O deputado Carlos Braga (PTB) questiona os critérios utilizados na construção do prédio da Febem em Bauru
O Diário Oficial do Estado publicou ontem pedido de informações sobre a Febem de Bauru, encaminhado pelo deputado Carlos Braga (PTB) ao secretário de Assistência e Desenvolvimento Social, Nelson Guimarães Proença. Desde que foi anunciada a instalação de uma unidade da Febem em Bauru, Carlos Braga vem se pronunciando a respeito junto à Secretaria e à Febem. Em seu requerimento, o deputado questiona os critérios usados na construção do prédio e especialmente se a obra atual atende às exigências contidas na resolução do Conselho Nacional dos Direitos da Criança, que, entre outras recomendações, especifica o número máximo de 40 adolescentes infratores por unidade de internação. Braga também solicita detalhamento sobre a proposta pedagógica e as medidas de recuperação do menor e sua reintegração à sociedade. Outras questões encaminhadas à Secretaria de Assistência e Desenvolvimento Social referem-se ao conceito de unidade de recuperação e não prisão, que estava previsto no projeto inicial. O deputado quer saber ainda se foram obedecidos todos os itens constantes da resposta que foi dada ao requerimento 212/99 de sua autoria, quando do anúncio da decisão do plano de ampliação das unidades da Febem.Na justificativa do requerimento de informações, o deputado relembra que apresentou igual questionamento em 25 de maio de 1999, tendo recebido como resposta um projeto detalhando que a unidade de Bauru seria modelo como unidade de recuperação de adolescentes infratores. Exatamente dois anos depois, em matéria publicada no Jornal da Cidade, as entidades representativas da comunidade bauruense se manifestaram contra os conceitos arcaicos utilizados na execução da obra, que mais parece um presídio de segurança máxima tais como celas, portões de aço e corredores para mobilização de tropas.

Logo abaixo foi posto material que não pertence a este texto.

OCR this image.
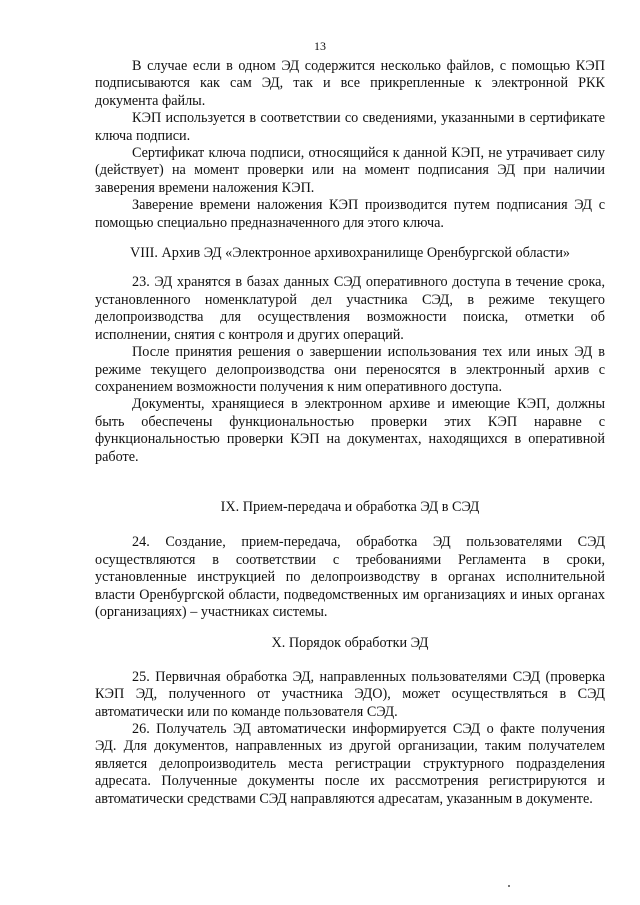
13

В случае если в одном ЭД содержится несколько файлов, с помощью КЭП подписываются как сам ЭД, так и все прикрепленные к электронной РКК документа файлы.

КЭП используется в соответствии со сведениями, указанными в сертификате ключа подписи.

Сертификат ключа подписи, относящийся к данной КЭП, не утрачивает силу (действует) на момент проверки или на момент подписания ЭД при наличии заверения времени наложения КЭП.

Заверение времени наложения КЭП производится путем подписания ЭД с помощью специально предназначенного для этого ключа.

VIII. Архив ЭД «Электронное архивохранилище Оренбургской области»

23. ЭД хранятся в базах данных СЭД оперативного доступа в течение срока, установленного номенклатурой дел участника СЭД, в режиме текущего делопроизводства для осуществления возможности поиска, отметки об исполнении, снятия с контроля и других операций.

После принятия решения о завершении использования тех или иных ЭД в режиме текущего делопроизводства они переносятся в электронный архив с сохранением возможности получения к ним оперативного доступа.

Документы, хранящиеся в электронном архиве и имеющие КЭП, должны быть обеспечены функциональностью проверки этих КЭП наравне с функциональностью проверки КЭП на документах, находящихся в оперативной работе.

IX. Прием-передача и обработка ЭД в СЭД

24. Создание, прием-передача, обработка ЭД пользователями СЭД осуществляются в соответствии с требованиями Регламента в сроки, установленные инструкцией по делопроизводству в органах исполнительной власти Оренбургской области, подведомственных им организациях и иных органах (организациях) – участниках системы.

X. Порядок обработки ЭД

25. Первичная обработка ЭД, направленных пользователями СЭД (проверка КЭП ЭД, полученного от участника ЭДО), может осуществляться в СЭД автоматически или по команде пользователя СЭД.

26. Получатель ЭД автоматически информируется СЭД о факте получения ЭД. Для документов, направленных из другой организации, таким получателем является делопроизводитель места регистрации структурного подразделения адресата. Полученные документы после их рассмотрения регистрируются и автоматически средствами СЭД направляются адресатам, указанным в документе.
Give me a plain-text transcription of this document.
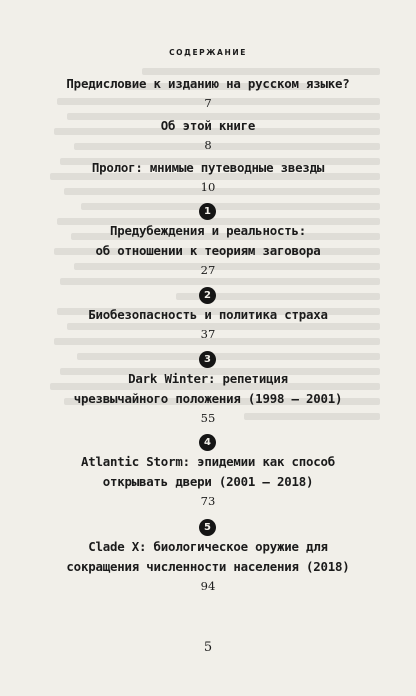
СОДЕРЖАНИЕ
Предисловие к изданию на русском языке?
7
Об этой книге
8
Пролог: мнимые путеводные звезды
10
1
Предубеждения и реальность:
об отношении к теориям заговора
27
2
Биобезопасность и политика страха
37
3
Dark Winter: репетиция
чрезвычайного положения (1998 – 2001)
55
4
Atlantic Storm: эпидемии как способ
открывать двери (2001 – 2018)
73
5
Clade X: биологическое оружие для
сокращения численности населения (2018)
94
5
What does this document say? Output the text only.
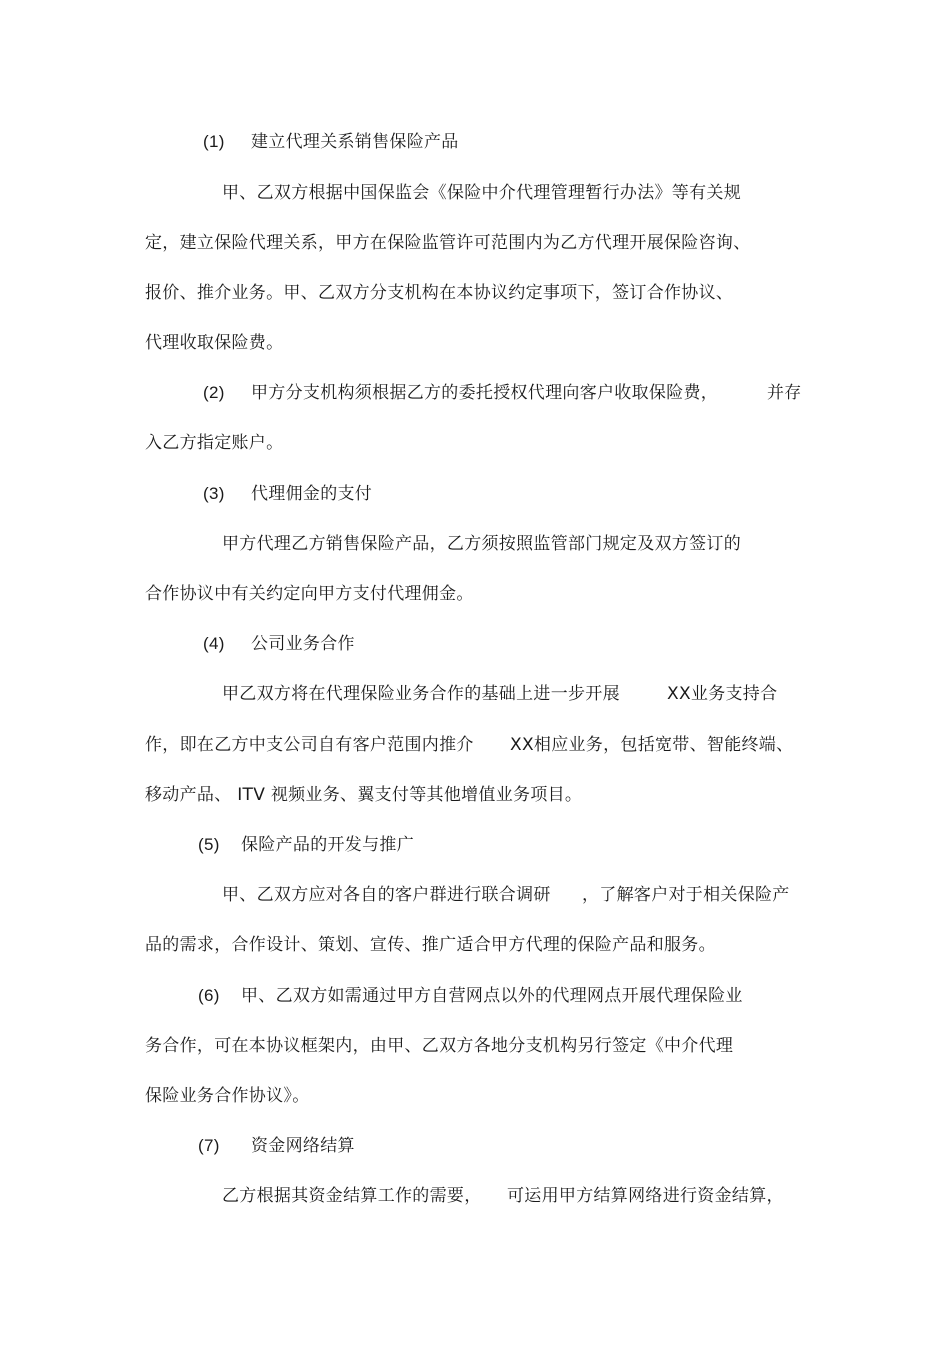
(1) 建立代理关系销售保险产品
甲、乙双方根据中国保监会《保险中介代理管理暂行办法》等有关规
定，建立保险代理关系，甲方在保险监管许可范围内为乙方代理开展保险咨询、
报价、推介业务。甲、乙双方分支机构在本协议约定事项下，签订合作协议、
代理收取保险费。
(2) 甲方分支机构须根据乙方的委托授权代理向客户收取保险费，	并存
入乙方指定账户。
(3) 代理佣金的支付
甲方代理乙方销售保险产品，乙方须按照监管部门规定及双方签订的
合作协议中有关约定向甲方支付代理佣金。
(4) 公司业务合作
甲乙双方将在代理保险业务合作的基础上进一步开展	XX业务支持合
作，即在乙方中支公司自有客户范围内推介 XX相应业务，包括宽带、智能终端、
移动产品、 ITV 视频业务、翼支付等其他增值业务项目。
(5) 保险产品的开发与推广
甲、乙双方应对各自的客户群进行联合调研 ，了解客户对于相关保险产
品的需求，合作设计、策划、宣传、推广适合甲方代理的保险产品和服务。
(6) 甲、乙双方如需通过甲方自营网点以外的代理网点开展代理保险业
务合作，可在本协议框架内，由甲、乙双方各地分支机构另行签定《中介代理
保险业务合作协议》。
(7) 资金网络结算
乙方根据其资金结算工作的需要， 可运用甲方结算网络进行资金结算，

Finalizando sua justificativa, o deputado Carlos Braga questiona as gritantes contradições existentes entre a documentação recebida na época e os fatos constatados em Bauru pela Comissão de Direitos humanos da Subseção da OAB, Conselho Tutelar, Conselho Regional de Psicologia e Departamento de Arquitetura da Unesp.

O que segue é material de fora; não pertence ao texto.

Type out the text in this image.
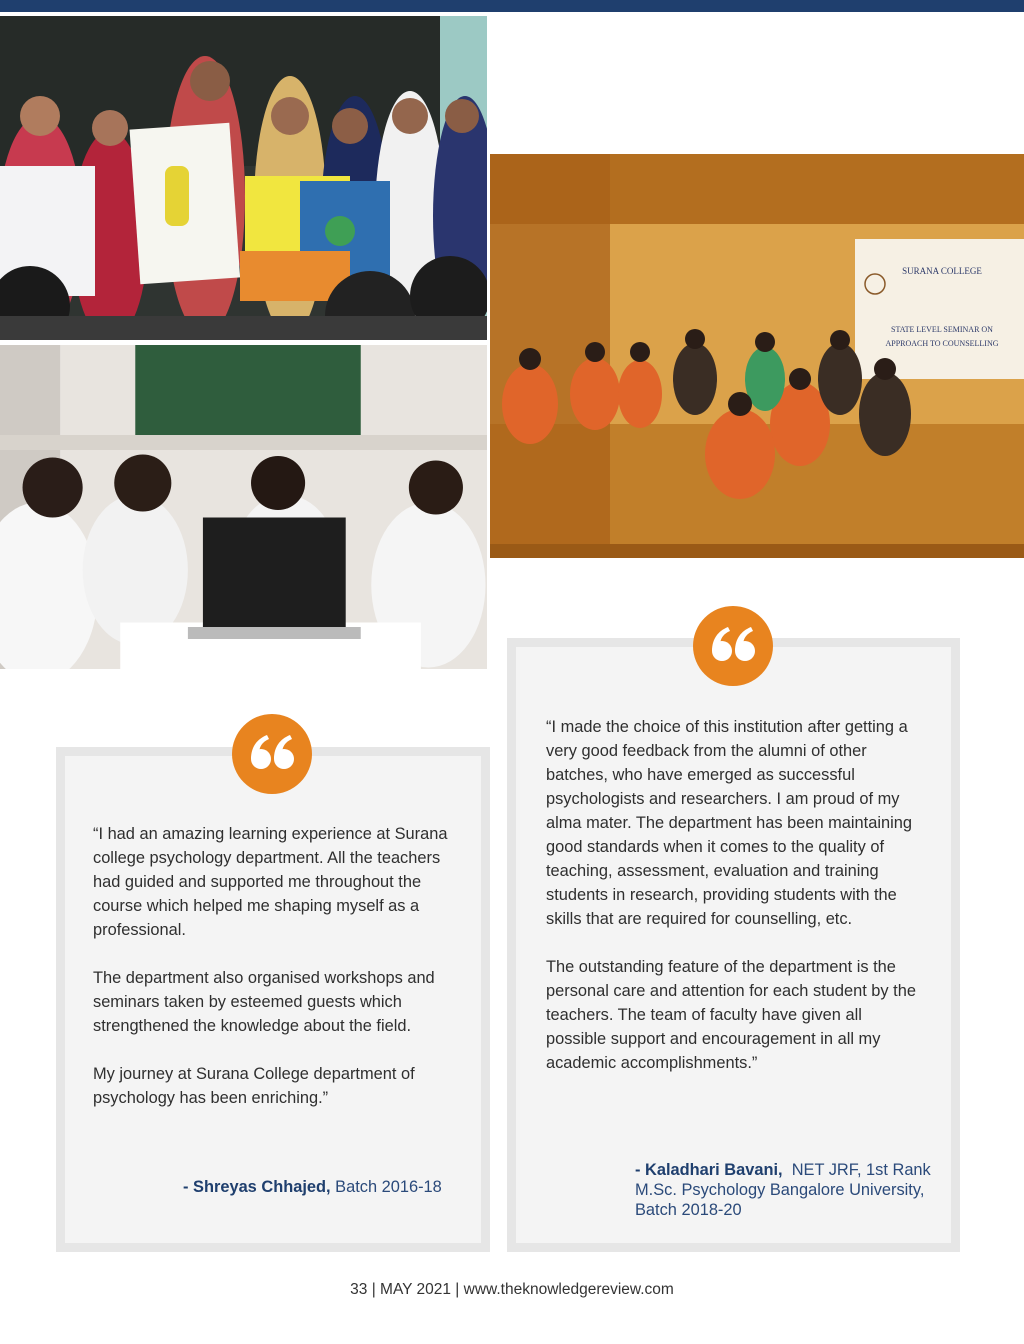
SURANA COLLEGE
STATE LEVEL SEMINAR ON
APPROACH TO COUNSELLING

“I had an amazing learning experience at Surana college psychology department. All the teachers had guided and supported me throughout the course which helped me shaping myself as a professional.

The department also organised workshops and seminars taken by esteemed guests which strengthened the knowledge about the field.

My journey at Surana College department of psychology has been enriching.”

- Shreyas Chhajed, Batch 2016-18

“I made the choice of this institution after getting a very good feedback from the alumni of other batches, who have emerged as successful psychologists and researchers. I am proud of my alma mater. The department has been maintaining good standards when it comes to the quality of teaching, assessment, evaluation and training students in research, providing students with the skills that are required for counselling, etc.

The outstanding feature of the department is the personal care and attention for each student by the teachers. The team of faculty have given all possible support and encouragement in all my academic accomplishments.”

- Kaladhari Bavani, NET JRF, 1st Rank
M.Sc. Psychology Bangalore University,
Batch 2018-20
33 | MAY 2021 | www.theknowledgereview.com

Enquanto aguarda a resposta oficial da entidade, Carlos Braga lamenta que depois de dez anos da aprovação do Estatuto dos Direitos da Criança e do Adolescente (ECA), a sociedade ainda tenha que se mobilizar para fazer com que os governos cumpram a lei. E esclarece que o ECA determina como direitos do adolescente infrator entre outros, receber escolarização e profissionalização, assim como realizar atividades culturais, esportivas e de lazer. Braga quer saber como esses direitos serão respeitados em um local com as características de construção da unidade de Bauru da Febem.
Outra preocupação do deputado, demonstrada desde o início, refere-se à localização do prédio. Fato que hoje se tornou irreversível, mas que foi motivo de uma indicação sua ao então governador Mário Covas. Na época, Braga sugeriu a escolha de outro local, que não fosse tão próximo de um bairro densamente habitado como o Geisel. A esse respeito, Carlos Braga comenta que a construção de uma unidade para menores infratores dentro da cidade é uma incoerência à medida em que a preocupação com a segurança dos moradores vizinhos exige muros altos e medidas mais severas de proteção às fugas. Por outro lado, essas mesmas medidas não favorecem a reintegração do jovem à sociedade, porque ele passa a ser tratado muito mais como um prisioneiro do que como um ser humano em recuperação.
Braga avalia ainda que o problema do adolescente infrator não deveria ser tratado pelo governo e pela sociedade como um fato pontual, mas como um grave questão que atinge a toda a comunidade e deve ser motivo de permanente discussão e propostas. E explica a sociedade e os governos não podem mais ignorar que a criminalidade é fruto da falta de oportunidades, porque o jovem que se vê excluído por falta de estudo e qualificação profissional encontra facilmente o caminho do crime.